- Born: Hayatte Abderahim Ndiaye
- Occupation: Architect
- Organization: Hayatt Architecture
- Known for: First female architect of Chad; President of the National Order of Architects of Chad

= Hayatte Ndiaye =

Chadian architect

Hayatte Abderahim Ndiaye is a Chadian architect. She is recognized as the first female architect in Chad and served as president of the Ordre National des Architectes du Tchad (ONAT) from 2019 to 2022. She is also the founder of the architecture firm Hayatt Architecture. She has been involved in promoting sustainable architecture adapted to the climatic and environmental realities of the Sahel.

In 2023, she became the first Chadian architect elected to the council of the Union Internationale des Architectes (UIA).

==Early life and education==
Ndiaye studied architecture at the Institut supérieur d'architecture Victor Horta in Brussels, Belgium. After completing her studies, she returned to Chad to practice architecture and contribute to the development of the profession in the country.

She later founded the architectural firm Hayatt Architecture, based in N'Djamena.

==Career==
Ndiaye has worked for more than a decade in architecture and urban planning. Her work has earned international acknowledgment, and she continues to promote Sahelian architecture on global platforms such as then “Habitat Durable au Sahel”.

In April 2018, she initiated the first Sustainable Habitat Day in the Sahel, an event that brought together professionals and stakeholders to discuss environmentally adapted housing solutions.Beyond her architectural practice, she leads the Association of Women Daring to Succeed and Fight for Equity (FORCE), reflecting her commitment to advancing women’s empowerment in her community.

===President of the National Order of Architects of Chad===
On 6 July 2019, Ndiaye was elected president of the Ordre National des Architectes du Tchad (ONAT), becoming the first woman to hold the position. She had accumulated more than 13 years of professional experience prior to her election.

During her leadership, the organization worked to strengthen the architectural profession in Chad and to promote collaboration with regional and international institutions. Under her presidency, ONAT celebrated its tenth anniversary in 2022 and hosted meetings with representatives of national architectural orders from several African countries.

===International activities===
In July 2023, Ndiaye was elected as a member of the council of the Union Internationale des Architectes (UIA) during the organization's general assembly in Copenhagen, Denmark. Her election marked the first time a Chadian architect had joined the council of the international body.
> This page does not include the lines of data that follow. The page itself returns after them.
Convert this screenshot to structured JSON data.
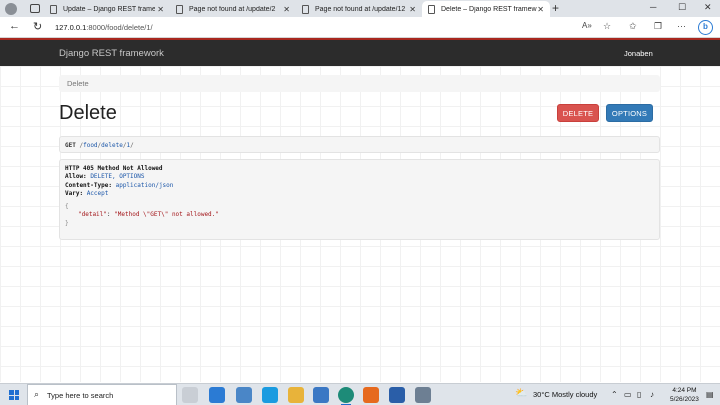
{
  "browser": {
    "tabs": [
      {
        "title": "Update – Django REST framewor",
        "active": false
      },
      {
        "title": "Page not found at /update/2",
        "active": false
      },
      {
        "title": "Page not found at /update/12",
        "active": false
      },
      {
        "title": "Delete – Django REST framework",
        "active": true
      }
    ],
    "url_host": "127.0.0.1",
    "url_rest": ":8000/food/delete/1/",
    "bing_label": "b"
  },
  "navbar": {
    "brand": "Django REST framework",
    "user": "Jonaben"
  },
  "breadcrumb": "Delete",
  "page_title": "Delete",
  "buttons": {
    "delete": "DELETE",
    "options": "OPTIONS"
  },
  "request": {
    "method": "GET",
    "path_sep1": "/",
    "path_p1": "food",
    "path_sep2": "/",
    "path_p2": "delete",
    "path_sep3": "/",
    "path_p3": "1",
    "path_sep4": "/"
  },
  "response": {
    "status": "HTTP 405 Method Not Allowed",
    "headers": [
      {
        "name": "Allow:",
        "value": "DELETE, OPTIONS"
      },
      {
        "name": "Content-Type:",
        "value": "application/json"
      },
      {
        "name": "Vary:",
        "value": "Accept"
      }
    ],
    "open_brace": "{",
    "body_key": "\"detail\"",
    "body_colon": ": ",
    "body_value": "\"Method \\\"GET\\\" not allowed.\"",
    "close_brace": "}"
  },
  "taskbar": {
    "search_placeholder": "Type here to search",
    "weather": "30°C  Mostly cloudy",
    "time": "4:24 PM",
    "date": "5/26/2023"
  },
  "colors": {
    "navbar_bg": "#2c2c2c",
    "navbar_accent": "#a8281f",
    "delete_btn": "#d9534f",
    "options_btn": "#337ab7"
  }
}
She has also participated in international discussions and forums on urban development and sustainable architecture in Africa.

==Recognition==
Ndiaye has been recognized among other African women architects for her contributions to sustainable architecture and the promotion of Sahelian architectural practices. On January 26, 2024, she was appointed as Advisor to the Prime Minister of Chad on Territorial Planning, Housing, and Urban Development.